Dikey bir elektronik bilardoya benzeyen ‘paçinko' Japonya'da bir sosyal çılgınlık haline geldi. İşini gücünü bırakıp oyuna dalan, hatta evini ve çocuklarını unutan ana babalar yüzünden geçen yıl 30 Japon çocuğu öldü.
Psikologlar paçinkonun neden bağımlılık yarattığını izah edemiyor. Minicik topların bazı hedeflere ulaştırılmasıyla kazanılan bu oyunun ‘hastaları' ise yanıp sönen ışıklar ve makinenin çıkardığı seslerle ‘kendilerinden geçtiklerini' ve ‘rahatladıklarını' itiraf ediyorlar.
1948 yılında icat edilen paçinko salgınına yakalananların sayısı 1995'te 28 milyonu buldu. Fabrika büyüklüğündeki oyun salonlarında yer kapabilmek için sabahın 7'sinde sokağa dökülen Japonlar artık kimseyi şaşırtmıyor.

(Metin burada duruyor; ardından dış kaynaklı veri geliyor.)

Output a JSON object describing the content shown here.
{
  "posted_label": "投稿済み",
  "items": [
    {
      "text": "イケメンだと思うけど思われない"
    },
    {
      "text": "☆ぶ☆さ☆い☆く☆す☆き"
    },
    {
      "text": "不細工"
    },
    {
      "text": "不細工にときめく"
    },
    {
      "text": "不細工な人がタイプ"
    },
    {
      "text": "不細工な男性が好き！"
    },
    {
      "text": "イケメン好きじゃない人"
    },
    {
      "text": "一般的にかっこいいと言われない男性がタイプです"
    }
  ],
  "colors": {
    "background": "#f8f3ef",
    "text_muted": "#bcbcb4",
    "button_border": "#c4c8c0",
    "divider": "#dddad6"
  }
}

Paçikno oyun salonu sahiplerine trilyonlar kazandırıyor. Japonya'da cirosu... otomotiv sanayiini bile geçti. Sektör genellikle Kuzey Kore'den göçmüş Japon işadamlarının elinde. Japonlar, her konuya olduğu gibi paçinkoya da bir ‘sanayi' gözüyle bakıyor. Pazar araştırmaları yapılıyor, müşteri çeşitlemesine gidiliyor. Tokyo'daki dev salonlarda genç çiftlerin diz dize oturabileceği makineler, modern barlar yapılıyor. Eskiden orta halli memurlara ve bıkkın ev kadınlarına hitap eden paçinko şimdi öğrencileri, genç kızları cezbedecek şekilde ‘yeniden yapılanıyor.'
Japonlar çılgın oldukları kadar ihracat ustası da olduğuna göre, paçinko hastalığı yakında Türkiye'ye de sıçrayabilir.
Bizden uyarması….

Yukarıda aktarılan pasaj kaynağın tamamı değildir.